Search/Find specific Language Syntax ?
-
Hi :)
I have scripts in python and want to find all numbers that are highlighted as numbers by the python language syntax highlighting of notepad++. Eg. I don’t want to find numbers in quotes and also no numbers that are out-commented.
Since the syntax highlighting of notepad is able to differentiate between all these different numbers, I hope there is somewhere a functionality to search/find for this too somehow?
-
Interesting. The sytax highlighter presumably uses multiple layers of logic, rather than a single regex, to determine whether a string of digits is within a string or not. Doing it in a single regex would be … complicated, in my opinion.

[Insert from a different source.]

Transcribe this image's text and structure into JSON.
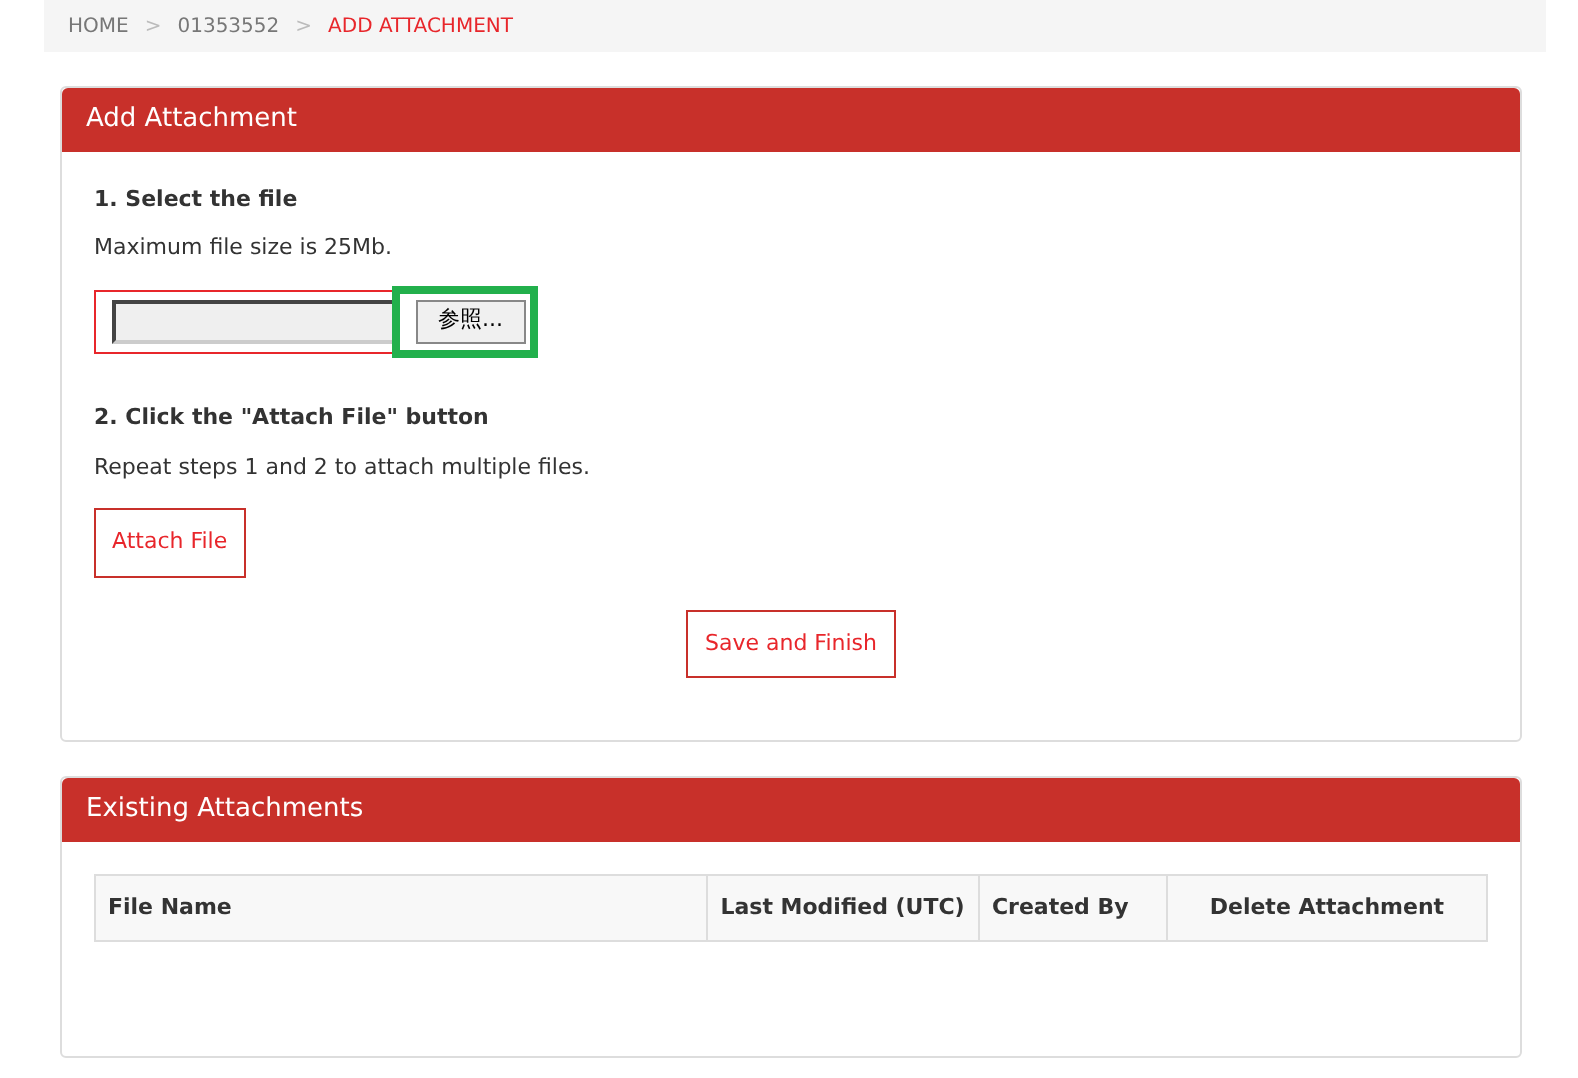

My first thought would be to go to the Generic Regular Expression (regex) Formulas, and then start with the Replacing in a specific zone of text formula. But that would be used to find only those numbers that are inside the quotes. There would be some way of negating that search… but with the complexities of that formula, it might be more trouble than it’s worth (though now that I’ve suggested it, I bet Guy will implement it for you).
My second thought, assuming you don’t have overly complicated Python, is that you could test for digits that only have an even number of single quotes or double quotes before them on the line. I think that might be the best bet.
On my test data of
a = 0 b = '1' c = '1' + str(2) d = '1' + str(2) + '3' e = '1' + str(2) + '3' + str(4)
… the following finds
0
,2
, and4
, but not the1
or3
FIND =
(?m-s)(?:^|\G)([^'\d\v]*?'[^']*?'[^'\d\v]*?|[^'\v])*?\K\d
MODE = Regular ExpressionWith a little adaptation, that could be expanded to look for both even numbers of
'
and even numbers of"
(either with expansion of the character ranges used and some clever backreferencing, or more simply by adding another alternate to the main expression that is identical to the first batch, but with"
instead of'
), but I will leave that as an exercise for the reader----
Useful References
-
@PeterJones Thank you very much for the reply :)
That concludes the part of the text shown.